台本通りの恋はしない!
睫毛が伏していた紫苑の目が、初めて僅かに大きくなる。
顔色は――変わらないか。
でも、ごくりと息を呑んだ音は聞こえた。
再び潮騒が聞こえ出す。
紫苑は何も言わない。
でも、態度も変わらない。
もうひと押しな感じもするけど――
正直、これ以上の攻め方がわかんないや。
笑顔を貼り付けたまま、紫苑の反応を待つ。
長い。
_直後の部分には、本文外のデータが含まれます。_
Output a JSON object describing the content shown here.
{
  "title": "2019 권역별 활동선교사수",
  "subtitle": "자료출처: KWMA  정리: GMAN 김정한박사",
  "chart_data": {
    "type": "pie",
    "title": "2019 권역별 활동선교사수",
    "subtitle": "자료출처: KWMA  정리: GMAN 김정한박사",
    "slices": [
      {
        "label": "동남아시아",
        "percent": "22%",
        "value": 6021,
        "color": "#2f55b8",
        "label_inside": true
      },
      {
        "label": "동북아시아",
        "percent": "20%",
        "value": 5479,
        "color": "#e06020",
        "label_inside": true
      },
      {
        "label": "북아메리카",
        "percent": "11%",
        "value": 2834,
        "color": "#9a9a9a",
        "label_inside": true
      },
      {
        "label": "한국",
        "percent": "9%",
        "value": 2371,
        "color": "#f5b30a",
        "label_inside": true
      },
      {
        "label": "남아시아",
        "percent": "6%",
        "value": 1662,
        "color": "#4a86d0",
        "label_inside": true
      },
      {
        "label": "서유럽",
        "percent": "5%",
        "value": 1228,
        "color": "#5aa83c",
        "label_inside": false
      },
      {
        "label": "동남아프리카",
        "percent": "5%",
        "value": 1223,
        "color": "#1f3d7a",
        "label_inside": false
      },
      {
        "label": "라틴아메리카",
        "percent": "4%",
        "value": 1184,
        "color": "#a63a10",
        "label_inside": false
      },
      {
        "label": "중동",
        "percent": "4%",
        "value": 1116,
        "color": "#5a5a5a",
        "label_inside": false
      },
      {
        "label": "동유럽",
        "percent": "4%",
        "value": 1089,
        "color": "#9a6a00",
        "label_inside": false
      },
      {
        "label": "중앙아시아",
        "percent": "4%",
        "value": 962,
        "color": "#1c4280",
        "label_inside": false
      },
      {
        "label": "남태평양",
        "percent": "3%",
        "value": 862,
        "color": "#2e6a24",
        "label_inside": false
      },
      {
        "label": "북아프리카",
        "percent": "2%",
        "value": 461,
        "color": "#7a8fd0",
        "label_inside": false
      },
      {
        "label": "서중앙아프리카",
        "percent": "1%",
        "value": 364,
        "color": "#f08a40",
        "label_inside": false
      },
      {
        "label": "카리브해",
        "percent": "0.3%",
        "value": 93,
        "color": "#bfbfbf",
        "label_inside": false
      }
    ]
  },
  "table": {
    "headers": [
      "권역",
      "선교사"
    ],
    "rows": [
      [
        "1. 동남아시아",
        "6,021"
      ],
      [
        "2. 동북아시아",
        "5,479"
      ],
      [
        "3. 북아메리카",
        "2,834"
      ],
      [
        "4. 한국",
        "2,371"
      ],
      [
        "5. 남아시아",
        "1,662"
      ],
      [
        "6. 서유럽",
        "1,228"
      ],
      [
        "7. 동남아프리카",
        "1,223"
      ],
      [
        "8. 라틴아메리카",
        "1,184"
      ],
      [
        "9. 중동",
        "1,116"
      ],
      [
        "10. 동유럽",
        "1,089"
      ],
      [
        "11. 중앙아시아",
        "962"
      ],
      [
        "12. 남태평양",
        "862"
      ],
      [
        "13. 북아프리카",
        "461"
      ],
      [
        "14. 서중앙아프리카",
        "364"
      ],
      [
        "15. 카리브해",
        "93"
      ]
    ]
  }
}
早く何か言って欲しい。
じゃないとカメラが止まらない。
「び、……」
「び?」
ようやく紫苑の唇が小さく動く。
けど一文字。内心訝しんで、可愛く首を傾げた。
「……っくりした!距離近すぎじゃない?」
紫苑は爽やかに笑いながら、一歩下がる。
嘘でしょ?全然効いてない。
あんな小さい反応じゃ、テレビに映っても気付かれないじゃん。
「そろそろ戻ろうよ。みんな待たせちゃってると思うし」
「……うん。ソウダネ……」
蜂蜜色の髪を陽光に反射させて、綺麗に笑う紫苑に脱力しそうになる。
こいつ、絶対奥手じゃない。
鉄壁すぎて、ちょっと心が折れそうになった。